Tempo
Oito infinito

Curatorial text
Foi bater o olho nesta imagem e lembrar do infinito. Do símbolo. Do oito deitado que aprendi no ensino médio. Confesso que gosto mais dele do que da matemática. Nunca tive problemas sérios com as matérias exatas. Também nunca tive predileção por elas. Exigiam uma dedicação maior e um tipo de raciocínio que não me atraía. O pensamento cartesiano me incomoda. O sentir me abre mais os olhos. Os olhos da alma e do coração.
Meu pai era o meu inverso. Completamente matemático. Inclusive na vida cotidiana e social. Para ele tudo tinha uma função. Uma sandália servia para proteger o pé e evitar que a sola se machucasse. Ele não entendia por que uma de dois mil reais seria melhor do que outra de seis e cinquenta. Talvez na comida houvesse uma exceção. Mesmo assim até no fim da vida ele ficou ainda mais cartesiano. Tudo precisava ter um fundamento. Marca. Conforto. Ego. Exclusividade. Tudo isso lhe parecia supérfluo quando não alterava a função daquilo que estava diante dele.
Foi olhando para estas rodas que pensei novamente nisso. Elas foram feitas para uma função muito específica dentro de uma máquina. Hoje estão diante de mim por outra razão. A posição em que se encontram produz uma forma que reconheço imediatamente. O oito deitado. O infinito.
Talvez seja justamente essa mudança de lugar que tenha me feito pensar tanto nesta imagem. Uma coisa pode deixar de cumprir aquilo para que foi criada e ainda assim continuar produzindo alguma coisa em quem a observa. A função original permanece na história da locomotiva. Mas já não é suficiente para explicar o que vejo.
E o que vejo me leva ao infinito.
Não sei se o infinito existe como conseguimos imaginá-lo. Sabemos representá-lo. Sabemos dar a ele um símbolo. Sabemos falar sobre ele. Mas pouco sabemos sobre o que seria realmente experimentar algo que não termina. É uma ideia que conhecemos mais pela linguagem do que pela experiência. Talvez aconteça algo parecido quando pensamos em um buraco negro. Sabemos de sua enorme capacidade de atração. Muito do que existe além disso permanece distante daquilo que conseguimos experimentar.

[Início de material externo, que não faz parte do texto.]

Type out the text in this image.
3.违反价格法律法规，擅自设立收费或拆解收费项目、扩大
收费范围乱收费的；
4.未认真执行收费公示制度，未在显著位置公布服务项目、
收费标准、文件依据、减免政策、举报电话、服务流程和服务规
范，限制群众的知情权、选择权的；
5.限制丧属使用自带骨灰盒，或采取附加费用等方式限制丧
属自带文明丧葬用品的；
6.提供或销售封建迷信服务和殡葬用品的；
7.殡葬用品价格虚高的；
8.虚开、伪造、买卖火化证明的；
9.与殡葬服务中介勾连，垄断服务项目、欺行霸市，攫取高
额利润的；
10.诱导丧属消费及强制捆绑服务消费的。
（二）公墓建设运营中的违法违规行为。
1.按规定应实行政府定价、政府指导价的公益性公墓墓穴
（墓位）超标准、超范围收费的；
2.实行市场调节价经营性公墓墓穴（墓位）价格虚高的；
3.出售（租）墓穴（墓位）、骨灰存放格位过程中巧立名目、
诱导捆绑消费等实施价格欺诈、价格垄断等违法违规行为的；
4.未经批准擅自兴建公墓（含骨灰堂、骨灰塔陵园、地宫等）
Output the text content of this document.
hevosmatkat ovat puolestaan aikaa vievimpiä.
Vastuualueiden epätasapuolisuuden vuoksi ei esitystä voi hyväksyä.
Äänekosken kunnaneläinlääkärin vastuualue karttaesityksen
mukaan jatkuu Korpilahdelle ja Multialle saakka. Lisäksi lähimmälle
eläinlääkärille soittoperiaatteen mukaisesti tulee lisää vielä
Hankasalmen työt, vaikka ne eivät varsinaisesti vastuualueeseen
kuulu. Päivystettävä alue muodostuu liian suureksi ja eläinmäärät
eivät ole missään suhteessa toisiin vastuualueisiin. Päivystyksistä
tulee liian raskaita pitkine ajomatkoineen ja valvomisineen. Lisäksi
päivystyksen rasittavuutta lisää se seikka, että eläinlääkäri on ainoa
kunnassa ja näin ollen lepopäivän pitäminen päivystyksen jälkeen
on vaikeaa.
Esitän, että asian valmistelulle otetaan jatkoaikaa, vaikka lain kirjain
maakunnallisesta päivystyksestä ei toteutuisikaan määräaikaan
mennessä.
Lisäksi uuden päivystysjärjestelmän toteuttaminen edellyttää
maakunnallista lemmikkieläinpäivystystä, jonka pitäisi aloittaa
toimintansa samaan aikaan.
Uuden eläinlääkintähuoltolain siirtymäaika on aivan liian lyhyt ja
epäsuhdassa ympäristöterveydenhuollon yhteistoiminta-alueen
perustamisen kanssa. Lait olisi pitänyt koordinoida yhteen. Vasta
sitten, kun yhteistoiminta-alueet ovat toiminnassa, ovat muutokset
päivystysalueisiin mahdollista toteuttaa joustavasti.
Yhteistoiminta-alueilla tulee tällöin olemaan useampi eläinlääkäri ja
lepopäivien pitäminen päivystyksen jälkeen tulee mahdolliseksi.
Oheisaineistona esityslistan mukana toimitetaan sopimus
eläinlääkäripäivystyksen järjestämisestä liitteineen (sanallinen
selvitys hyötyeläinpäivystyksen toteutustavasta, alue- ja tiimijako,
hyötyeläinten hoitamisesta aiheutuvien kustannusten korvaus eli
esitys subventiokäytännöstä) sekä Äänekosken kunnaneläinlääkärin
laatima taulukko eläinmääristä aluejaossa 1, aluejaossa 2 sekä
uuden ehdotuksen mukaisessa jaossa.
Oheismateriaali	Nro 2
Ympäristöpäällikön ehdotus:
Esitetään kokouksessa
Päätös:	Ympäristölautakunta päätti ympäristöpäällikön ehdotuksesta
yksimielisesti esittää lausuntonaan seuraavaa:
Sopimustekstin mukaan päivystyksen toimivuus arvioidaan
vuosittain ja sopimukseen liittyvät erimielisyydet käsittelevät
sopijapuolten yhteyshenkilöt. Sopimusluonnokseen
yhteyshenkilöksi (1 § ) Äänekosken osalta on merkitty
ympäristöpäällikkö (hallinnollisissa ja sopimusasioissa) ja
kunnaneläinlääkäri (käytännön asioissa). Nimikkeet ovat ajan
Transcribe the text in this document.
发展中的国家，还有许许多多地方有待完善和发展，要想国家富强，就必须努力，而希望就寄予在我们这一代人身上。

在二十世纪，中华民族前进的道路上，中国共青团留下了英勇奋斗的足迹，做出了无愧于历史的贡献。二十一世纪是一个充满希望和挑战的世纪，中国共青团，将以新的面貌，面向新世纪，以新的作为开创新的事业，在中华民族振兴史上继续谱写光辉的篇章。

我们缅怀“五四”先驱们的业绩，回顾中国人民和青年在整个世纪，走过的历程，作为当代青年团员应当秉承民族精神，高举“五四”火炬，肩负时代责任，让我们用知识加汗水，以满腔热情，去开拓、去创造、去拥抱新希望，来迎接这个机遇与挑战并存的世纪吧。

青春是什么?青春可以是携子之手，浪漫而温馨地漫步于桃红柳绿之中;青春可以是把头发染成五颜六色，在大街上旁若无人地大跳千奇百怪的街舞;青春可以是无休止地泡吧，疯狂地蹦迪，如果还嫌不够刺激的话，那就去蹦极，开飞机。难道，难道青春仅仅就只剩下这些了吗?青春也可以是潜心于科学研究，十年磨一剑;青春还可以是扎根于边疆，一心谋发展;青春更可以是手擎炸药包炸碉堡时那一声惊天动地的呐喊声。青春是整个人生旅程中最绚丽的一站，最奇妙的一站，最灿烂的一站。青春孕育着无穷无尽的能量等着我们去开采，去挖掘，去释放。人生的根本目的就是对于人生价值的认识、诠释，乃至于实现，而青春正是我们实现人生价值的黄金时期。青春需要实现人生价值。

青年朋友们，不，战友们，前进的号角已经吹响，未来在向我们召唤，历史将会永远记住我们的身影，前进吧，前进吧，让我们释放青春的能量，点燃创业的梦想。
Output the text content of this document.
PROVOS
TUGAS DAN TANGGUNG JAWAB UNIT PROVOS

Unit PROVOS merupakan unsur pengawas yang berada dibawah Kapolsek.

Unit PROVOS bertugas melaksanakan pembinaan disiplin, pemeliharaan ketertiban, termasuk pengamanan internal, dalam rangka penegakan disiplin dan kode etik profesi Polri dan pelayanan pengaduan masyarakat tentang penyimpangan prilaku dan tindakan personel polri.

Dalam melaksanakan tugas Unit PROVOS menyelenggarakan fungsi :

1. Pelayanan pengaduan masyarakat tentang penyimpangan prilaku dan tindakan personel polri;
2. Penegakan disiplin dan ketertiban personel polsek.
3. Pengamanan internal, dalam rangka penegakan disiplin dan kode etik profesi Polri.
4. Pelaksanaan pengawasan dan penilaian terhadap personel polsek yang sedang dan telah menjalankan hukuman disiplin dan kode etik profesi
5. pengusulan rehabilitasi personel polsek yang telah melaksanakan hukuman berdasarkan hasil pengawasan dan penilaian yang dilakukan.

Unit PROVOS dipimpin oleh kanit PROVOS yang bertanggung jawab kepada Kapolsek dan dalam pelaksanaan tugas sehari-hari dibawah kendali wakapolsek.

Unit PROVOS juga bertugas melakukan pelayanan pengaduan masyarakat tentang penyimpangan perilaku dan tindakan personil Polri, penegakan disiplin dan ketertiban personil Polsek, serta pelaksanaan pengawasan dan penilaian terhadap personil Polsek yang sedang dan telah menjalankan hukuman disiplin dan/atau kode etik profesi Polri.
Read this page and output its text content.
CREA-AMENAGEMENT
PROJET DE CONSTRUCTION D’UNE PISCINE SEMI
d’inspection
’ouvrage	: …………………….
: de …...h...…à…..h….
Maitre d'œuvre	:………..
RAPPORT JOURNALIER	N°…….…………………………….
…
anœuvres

Foi então que me lembrei do meu avô materno. Aos cem anos ele me disse que viver para sempre deveria ser uma maldição. Nunca esqueci a frase. Talvez porque, naquela idade, a ideia de eternidade pudesse ser vista de um lugar completamente diferente. Também pensei no pequeno Sr. Jingles de À Espera de um Milagre. Ele continua vivendo enquanto tudo ao seu redor desaparece. A história do rato parece tocar exatamente nesse lugar estranho em que a permanência deixa de ser necessariamente um desejo.
Nada é para sempre. O tempo age sobre tudo. O ferro oxida. As superfícies mudam. As coisas se desgastam. Nós também mudamos. Continuo pensando que somos nós que passamos pelo tempo. O tempo não precisa passar para que suas consequências apareçam.
Talvez por isso o infinito me interesse mais como símbolo do que como conceito. Gosto do oito deitado. Gosto da forma como ele se fecha e continua. Gosto dele até como carta de baralho. É uma figura que me atrai antes de qualquer explicação.
Também não gosto de descartar. Não gosto de jogar fora aquilo que ainda pode ter alguma coisa a dizer. Não gosto de perder o tempo das coisas. Talvez seja essa uma das razões pelas quais esta imagem tenha me prendido. Uma parte de uma máquina que já não cumpre sua função continua diante de nós e ainda consegue produzir outra leitura.
Dentro de Tempo a fotografia encontra uma questão que não precisa ser resolvida. O infinito aparece como uma forma que reconheço. A locomotiva aparece como algo que mudou com os anos. Entre uma coisa e outra existe a experiência de olhar e descobrir que uma forma pode continuar produzindo sentidos depois que aquilo para que foi criada já deixou de existir.